2. Emerson M, Dubois C, Hatcher A, et al. Psychiatric nutrition therapy: a resource guide for dietetics professionals practicing in behavioral health care. Dietetics in Developmental and Psychiatric Disorders Practice Group of the American Dietetic Association. http://www3.nd.edu/~jkaiser/PsychPapers/Psychiatric Nutrition the 1 last update 05 Jun 2020 Therapy 08.31.06.pdf. 2006.2. Emerson M, Dubois C, Hatcher A, et al. Psychiatric nutrition therapy: a resource guide for dietetics professionals practicing in behavioral health care. Dietetics in Developmental and Psychiatric Disorders Practice Group of the American Dietetic Association. http://www3.nd.edu/~jkaiser/PsychPapers/Psychiatric Nutrition Therapy 08.31.06.pdf. 2006.

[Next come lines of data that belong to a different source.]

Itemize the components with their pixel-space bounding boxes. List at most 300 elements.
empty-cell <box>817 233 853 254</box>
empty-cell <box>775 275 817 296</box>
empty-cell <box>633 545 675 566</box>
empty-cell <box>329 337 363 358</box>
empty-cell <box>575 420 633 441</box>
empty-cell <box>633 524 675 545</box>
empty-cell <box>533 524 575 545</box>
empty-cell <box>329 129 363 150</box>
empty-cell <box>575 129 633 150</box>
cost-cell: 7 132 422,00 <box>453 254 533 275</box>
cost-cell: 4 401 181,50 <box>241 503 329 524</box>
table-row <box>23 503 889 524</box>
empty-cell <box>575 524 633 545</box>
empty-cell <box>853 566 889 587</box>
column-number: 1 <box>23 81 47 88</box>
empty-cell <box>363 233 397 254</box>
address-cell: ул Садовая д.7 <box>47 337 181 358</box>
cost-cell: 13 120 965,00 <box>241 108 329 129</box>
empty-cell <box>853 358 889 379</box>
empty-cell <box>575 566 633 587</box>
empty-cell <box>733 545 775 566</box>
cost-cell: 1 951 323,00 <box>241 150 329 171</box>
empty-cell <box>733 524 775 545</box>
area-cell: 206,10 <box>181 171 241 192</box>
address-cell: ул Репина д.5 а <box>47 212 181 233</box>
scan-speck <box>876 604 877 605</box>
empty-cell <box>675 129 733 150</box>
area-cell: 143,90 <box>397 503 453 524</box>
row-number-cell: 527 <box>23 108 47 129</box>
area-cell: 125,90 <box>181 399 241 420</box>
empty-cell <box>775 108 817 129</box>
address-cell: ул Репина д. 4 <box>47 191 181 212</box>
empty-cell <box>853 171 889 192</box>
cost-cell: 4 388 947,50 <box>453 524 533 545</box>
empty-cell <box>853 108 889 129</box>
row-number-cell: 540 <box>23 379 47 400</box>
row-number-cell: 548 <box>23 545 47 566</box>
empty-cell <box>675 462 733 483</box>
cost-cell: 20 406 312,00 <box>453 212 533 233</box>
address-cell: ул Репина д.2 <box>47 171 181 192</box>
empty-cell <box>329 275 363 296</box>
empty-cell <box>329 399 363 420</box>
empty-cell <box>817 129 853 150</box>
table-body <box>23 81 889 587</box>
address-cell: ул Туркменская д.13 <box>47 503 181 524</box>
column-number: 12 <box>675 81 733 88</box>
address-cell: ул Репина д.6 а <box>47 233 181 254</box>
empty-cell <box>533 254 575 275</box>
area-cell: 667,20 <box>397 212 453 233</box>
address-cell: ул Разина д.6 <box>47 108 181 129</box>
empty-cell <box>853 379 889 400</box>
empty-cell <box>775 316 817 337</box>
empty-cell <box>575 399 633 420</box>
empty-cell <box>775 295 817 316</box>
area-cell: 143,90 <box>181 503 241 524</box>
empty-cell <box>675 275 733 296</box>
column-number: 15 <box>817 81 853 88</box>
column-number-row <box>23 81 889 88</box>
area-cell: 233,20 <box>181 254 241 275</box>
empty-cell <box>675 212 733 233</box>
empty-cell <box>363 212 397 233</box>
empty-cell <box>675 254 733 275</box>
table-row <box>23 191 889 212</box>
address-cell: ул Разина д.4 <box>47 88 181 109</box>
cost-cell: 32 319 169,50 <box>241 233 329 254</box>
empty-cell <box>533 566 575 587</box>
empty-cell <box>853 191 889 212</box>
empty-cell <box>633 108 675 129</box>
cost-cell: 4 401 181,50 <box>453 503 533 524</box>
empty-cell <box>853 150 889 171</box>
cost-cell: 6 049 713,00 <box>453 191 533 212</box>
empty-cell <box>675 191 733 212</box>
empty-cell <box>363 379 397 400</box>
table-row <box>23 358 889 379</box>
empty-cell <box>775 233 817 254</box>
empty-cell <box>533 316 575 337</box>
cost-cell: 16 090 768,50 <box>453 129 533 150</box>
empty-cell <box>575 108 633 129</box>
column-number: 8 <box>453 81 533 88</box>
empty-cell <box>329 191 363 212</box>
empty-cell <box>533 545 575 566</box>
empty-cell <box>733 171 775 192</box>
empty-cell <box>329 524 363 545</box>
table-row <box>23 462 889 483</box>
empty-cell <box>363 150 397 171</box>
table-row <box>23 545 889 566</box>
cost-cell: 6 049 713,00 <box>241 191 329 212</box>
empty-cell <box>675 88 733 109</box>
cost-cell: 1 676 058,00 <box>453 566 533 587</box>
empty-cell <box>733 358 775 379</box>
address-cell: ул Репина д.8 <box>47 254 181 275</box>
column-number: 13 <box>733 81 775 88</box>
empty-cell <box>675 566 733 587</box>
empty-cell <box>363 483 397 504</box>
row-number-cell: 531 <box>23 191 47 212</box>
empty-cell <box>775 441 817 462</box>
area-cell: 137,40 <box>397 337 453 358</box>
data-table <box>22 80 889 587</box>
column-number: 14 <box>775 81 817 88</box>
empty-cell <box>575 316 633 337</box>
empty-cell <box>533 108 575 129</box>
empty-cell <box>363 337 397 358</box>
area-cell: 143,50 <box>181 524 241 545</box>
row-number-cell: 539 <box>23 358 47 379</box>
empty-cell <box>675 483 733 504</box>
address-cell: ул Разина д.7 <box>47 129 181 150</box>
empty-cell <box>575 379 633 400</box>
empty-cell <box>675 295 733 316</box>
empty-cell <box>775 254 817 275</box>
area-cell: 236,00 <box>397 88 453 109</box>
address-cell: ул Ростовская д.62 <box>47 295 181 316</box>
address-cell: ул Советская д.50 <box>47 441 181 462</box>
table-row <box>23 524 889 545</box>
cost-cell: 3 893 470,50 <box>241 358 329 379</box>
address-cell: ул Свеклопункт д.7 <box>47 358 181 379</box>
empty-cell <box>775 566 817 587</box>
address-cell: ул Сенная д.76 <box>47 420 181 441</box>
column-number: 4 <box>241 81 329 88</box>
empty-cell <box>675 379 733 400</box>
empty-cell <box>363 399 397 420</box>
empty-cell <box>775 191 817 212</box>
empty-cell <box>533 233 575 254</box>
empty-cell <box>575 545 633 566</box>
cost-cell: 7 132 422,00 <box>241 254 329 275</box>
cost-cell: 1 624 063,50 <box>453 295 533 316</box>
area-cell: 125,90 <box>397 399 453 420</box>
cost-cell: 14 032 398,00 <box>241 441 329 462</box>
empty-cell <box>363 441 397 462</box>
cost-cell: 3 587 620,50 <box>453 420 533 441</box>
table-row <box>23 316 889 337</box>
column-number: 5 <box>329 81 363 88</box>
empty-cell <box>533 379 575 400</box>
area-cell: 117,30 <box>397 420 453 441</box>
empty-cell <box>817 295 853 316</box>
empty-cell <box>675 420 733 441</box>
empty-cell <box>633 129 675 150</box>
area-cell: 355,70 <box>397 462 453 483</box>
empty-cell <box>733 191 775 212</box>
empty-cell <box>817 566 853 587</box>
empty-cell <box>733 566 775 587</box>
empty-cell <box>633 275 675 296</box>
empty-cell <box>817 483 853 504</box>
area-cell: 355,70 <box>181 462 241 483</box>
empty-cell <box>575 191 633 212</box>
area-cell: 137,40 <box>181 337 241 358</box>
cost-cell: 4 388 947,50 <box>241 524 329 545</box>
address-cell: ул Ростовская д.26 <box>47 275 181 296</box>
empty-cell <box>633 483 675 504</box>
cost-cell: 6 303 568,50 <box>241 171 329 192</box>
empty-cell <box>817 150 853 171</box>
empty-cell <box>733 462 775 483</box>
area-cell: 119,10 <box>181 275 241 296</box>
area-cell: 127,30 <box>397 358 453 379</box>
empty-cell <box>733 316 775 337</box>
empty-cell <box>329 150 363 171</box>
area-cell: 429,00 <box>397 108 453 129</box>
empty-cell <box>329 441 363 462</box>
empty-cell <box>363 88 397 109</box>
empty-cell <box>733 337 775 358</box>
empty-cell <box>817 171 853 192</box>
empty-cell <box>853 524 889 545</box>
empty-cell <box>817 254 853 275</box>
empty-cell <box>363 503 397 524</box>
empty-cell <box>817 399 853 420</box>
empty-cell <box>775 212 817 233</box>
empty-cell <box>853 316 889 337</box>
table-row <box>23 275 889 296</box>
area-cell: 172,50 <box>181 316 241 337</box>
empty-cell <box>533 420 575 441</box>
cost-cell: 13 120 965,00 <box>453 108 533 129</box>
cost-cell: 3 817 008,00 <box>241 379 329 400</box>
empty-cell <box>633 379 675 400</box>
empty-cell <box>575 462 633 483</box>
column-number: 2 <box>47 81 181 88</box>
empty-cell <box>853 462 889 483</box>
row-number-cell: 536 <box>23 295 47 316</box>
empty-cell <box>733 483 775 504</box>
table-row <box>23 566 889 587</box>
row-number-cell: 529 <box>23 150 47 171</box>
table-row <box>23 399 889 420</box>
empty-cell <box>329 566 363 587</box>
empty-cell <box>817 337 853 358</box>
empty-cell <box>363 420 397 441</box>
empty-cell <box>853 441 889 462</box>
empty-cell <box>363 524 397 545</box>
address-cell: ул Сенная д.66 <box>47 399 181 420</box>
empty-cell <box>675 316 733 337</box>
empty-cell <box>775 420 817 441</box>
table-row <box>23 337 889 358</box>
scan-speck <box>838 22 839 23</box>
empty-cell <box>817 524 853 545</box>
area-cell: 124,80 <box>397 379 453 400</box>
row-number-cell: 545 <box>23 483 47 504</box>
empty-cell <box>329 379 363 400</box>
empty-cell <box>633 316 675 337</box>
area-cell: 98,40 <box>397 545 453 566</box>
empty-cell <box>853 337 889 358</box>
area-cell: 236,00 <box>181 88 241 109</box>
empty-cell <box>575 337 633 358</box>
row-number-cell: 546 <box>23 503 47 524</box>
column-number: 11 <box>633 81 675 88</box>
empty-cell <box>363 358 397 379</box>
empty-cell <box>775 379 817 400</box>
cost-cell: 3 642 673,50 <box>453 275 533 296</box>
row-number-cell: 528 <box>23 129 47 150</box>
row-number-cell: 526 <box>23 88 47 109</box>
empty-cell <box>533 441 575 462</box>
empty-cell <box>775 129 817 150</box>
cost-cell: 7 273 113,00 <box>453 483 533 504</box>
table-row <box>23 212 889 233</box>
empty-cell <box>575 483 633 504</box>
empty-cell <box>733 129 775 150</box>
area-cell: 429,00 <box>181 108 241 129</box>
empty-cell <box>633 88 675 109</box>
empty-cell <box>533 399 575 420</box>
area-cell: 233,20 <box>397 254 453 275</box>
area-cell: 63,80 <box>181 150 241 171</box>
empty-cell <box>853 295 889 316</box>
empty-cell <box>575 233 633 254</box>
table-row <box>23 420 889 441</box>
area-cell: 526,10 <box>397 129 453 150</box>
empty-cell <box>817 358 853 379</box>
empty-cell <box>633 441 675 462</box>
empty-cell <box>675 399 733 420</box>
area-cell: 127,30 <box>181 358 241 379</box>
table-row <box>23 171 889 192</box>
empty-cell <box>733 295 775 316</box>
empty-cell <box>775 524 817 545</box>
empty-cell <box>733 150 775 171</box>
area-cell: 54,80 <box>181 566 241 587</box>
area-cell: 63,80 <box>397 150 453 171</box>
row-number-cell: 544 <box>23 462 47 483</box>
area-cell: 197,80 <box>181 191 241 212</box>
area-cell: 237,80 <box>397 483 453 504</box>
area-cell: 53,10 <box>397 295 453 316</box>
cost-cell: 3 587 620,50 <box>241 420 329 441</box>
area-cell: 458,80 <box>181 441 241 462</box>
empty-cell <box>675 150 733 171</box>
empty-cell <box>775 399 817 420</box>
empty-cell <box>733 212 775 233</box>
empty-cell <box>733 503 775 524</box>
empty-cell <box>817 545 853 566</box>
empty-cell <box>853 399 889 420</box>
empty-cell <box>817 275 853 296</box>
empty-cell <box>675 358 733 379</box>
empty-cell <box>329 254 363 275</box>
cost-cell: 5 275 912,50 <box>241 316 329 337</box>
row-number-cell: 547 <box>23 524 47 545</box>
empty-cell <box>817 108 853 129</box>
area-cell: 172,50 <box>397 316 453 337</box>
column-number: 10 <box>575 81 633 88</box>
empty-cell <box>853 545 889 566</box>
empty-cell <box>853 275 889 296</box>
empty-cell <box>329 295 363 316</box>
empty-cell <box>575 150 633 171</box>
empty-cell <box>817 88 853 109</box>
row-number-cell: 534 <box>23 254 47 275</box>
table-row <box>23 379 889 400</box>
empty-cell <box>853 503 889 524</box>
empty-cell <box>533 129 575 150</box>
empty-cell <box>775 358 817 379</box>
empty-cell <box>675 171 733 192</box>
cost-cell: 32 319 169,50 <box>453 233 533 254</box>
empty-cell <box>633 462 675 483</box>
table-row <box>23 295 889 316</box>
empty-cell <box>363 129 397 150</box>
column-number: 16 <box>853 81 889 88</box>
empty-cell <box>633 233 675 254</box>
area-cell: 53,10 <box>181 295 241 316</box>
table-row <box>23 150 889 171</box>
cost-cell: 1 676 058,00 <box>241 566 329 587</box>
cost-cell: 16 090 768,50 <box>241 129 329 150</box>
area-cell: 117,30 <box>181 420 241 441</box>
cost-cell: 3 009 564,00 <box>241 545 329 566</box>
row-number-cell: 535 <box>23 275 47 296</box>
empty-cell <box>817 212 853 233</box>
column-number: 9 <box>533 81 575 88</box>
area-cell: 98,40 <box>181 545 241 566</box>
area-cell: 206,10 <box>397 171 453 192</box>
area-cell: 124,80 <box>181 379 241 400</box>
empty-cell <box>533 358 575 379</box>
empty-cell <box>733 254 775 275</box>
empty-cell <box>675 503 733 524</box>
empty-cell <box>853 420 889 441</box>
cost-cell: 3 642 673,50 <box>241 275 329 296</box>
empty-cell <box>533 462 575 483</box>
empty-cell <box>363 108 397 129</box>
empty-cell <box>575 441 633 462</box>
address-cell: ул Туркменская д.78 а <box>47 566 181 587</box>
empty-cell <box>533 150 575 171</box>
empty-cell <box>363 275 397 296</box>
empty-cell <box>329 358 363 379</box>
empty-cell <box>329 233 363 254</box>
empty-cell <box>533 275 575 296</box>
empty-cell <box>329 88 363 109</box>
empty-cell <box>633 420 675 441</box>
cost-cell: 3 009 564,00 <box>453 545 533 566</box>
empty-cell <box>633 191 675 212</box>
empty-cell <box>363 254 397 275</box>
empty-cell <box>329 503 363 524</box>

reverses diabetes type 2 in skinny people (🔴 pathophys) | reverses diabetes type 2 eating planhow to reverses diabetes type 2 for 3. Grant LP, Haughton B, Sachan DS. Nutrition education is positively associated with substance abuse treatment program outcomes. J Am Diet Assoc. 2004;104(4):604-610.